Photographic Selfportraits
Max Aufischer, Linda Christanell, Johannes Faber, Paul Albert Leitner, Ernst Len, Kurt Matt, Sylvia Taraba
Paul Albert Leitner
His poetically exaggerated self-presentations convey an idea of the many other possible role models of the self, the luxury of which is reserved for poets and free-floating people of all kinds in the rational reality of everyday life.
Johannes Faber
In 15 sheets, each with 4 Polaroid photographs showing an unrestrainedly grinning Hannes Faber, he examines the basic expressive possibilities of the human face.
Ernst Len
In his Polaroid series arranged as a picture poem, the painter is interested in the specific changes to his face in the process of artistic work.
Kurt Matt
The pictures from the mid-1970s by Kurt Matt, who is known for his consistently conceptual works, reflect the technical conditions of a photographic self-portrait.
Linda Christanell
We get to know the artist through an »extended« self-portrait: Images of the face, of the body to represent the person were extended to objects, other images, in their complicated linguistic nature resulting in an ultimately necessarily cryptic pattern of an identity.
Max Aufischer
Five sheets, each with one frontal and two side views of the upper body, differing in the accessories, an armband for example, illustrate the mechanisms of identity attribution from the outside.
Sylvia Taraba
Her Polaroid series »Mimesis« is about roles and role images. Based on well-known role models, she rethinks these role models in engagingly artificial sequences of images, which are also fascinating in their bizarre colors, and playfully reflects on her role as a woman and artist.

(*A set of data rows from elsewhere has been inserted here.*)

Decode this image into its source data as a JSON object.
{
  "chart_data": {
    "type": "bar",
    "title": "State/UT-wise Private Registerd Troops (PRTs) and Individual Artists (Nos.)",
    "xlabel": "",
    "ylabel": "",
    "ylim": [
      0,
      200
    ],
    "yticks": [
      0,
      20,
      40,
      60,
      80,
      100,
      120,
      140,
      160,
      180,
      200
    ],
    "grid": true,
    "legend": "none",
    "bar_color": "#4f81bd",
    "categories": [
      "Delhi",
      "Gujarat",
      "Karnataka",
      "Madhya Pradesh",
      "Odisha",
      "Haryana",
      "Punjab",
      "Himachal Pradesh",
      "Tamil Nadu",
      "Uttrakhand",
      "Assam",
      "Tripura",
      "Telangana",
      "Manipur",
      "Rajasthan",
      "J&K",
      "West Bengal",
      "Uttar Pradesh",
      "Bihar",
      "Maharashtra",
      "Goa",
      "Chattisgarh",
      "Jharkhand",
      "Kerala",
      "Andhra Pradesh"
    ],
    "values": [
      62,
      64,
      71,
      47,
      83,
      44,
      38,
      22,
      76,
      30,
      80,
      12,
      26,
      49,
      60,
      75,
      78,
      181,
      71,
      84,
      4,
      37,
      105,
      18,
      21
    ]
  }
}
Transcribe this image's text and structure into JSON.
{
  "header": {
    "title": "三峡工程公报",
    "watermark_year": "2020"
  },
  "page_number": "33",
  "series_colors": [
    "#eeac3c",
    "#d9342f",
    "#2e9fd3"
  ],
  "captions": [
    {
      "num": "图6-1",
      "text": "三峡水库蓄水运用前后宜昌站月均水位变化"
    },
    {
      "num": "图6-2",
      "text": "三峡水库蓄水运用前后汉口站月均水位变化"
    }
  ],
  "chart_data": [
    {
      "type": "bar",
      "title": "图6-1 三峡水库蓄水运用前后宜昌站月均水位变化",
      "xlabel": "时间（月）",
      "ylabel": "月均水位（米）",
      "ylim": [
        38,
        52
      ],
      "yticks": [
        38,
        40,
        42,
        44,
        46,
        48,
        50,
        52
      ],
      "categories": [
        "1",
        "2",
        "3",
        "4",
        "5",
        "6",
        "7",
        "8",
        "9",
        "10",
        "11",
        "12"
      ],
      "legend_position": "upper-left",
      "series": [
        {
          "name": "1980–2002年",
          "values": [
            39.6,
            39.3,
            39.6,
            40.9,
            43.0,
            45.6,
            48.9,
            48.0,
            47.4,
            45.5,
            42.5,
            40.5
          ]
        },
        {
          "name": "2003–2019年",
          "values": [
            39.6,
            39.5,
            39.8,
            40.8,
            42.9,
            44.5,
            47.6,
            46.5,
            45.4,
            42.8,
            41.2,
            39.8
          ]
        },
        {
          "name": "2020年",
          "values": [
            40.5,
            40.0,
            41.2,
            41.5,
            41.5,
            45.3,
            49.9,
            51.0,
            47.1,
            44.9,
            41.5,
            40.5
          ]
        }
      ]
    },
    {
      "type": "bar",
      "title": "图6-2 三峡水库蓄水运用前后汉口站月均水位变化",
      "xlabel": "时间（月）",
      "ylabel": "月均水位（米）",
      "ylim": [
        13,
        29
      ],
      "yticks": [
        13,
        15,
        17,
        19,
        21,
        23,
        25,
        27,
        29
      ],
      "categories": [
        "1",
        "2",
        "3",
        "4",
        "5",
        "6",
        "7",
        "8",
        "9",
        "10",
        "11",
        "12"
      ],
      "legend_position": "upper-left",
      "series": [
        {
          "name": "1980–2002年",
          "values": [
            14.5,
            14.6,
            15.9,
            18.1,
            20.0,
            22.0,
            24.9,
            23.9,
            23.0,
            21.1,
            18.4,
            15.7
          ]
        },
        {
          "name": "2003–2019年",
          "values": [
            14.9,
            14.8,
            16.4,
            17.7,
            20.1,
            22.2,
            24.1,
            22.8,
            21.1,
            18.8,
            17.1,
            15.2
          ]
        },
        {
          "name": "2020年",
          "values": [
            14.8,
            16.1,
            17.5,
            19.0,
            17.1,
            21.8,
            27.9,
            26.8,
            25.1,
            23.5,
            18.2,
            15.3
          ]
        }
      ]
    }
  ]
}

Poster: 5 years of Galerie FOTOHOF
The original self-portrait posters for the exhibition are presented in a separate room. It brings together (almost) all the photographers who have ever been shown in or through Galerie FOTOHOF. In addition to a purely encyclopedic interest, we were interested in the question: What does a self-portrait mean today? How do the photographers present themselves today?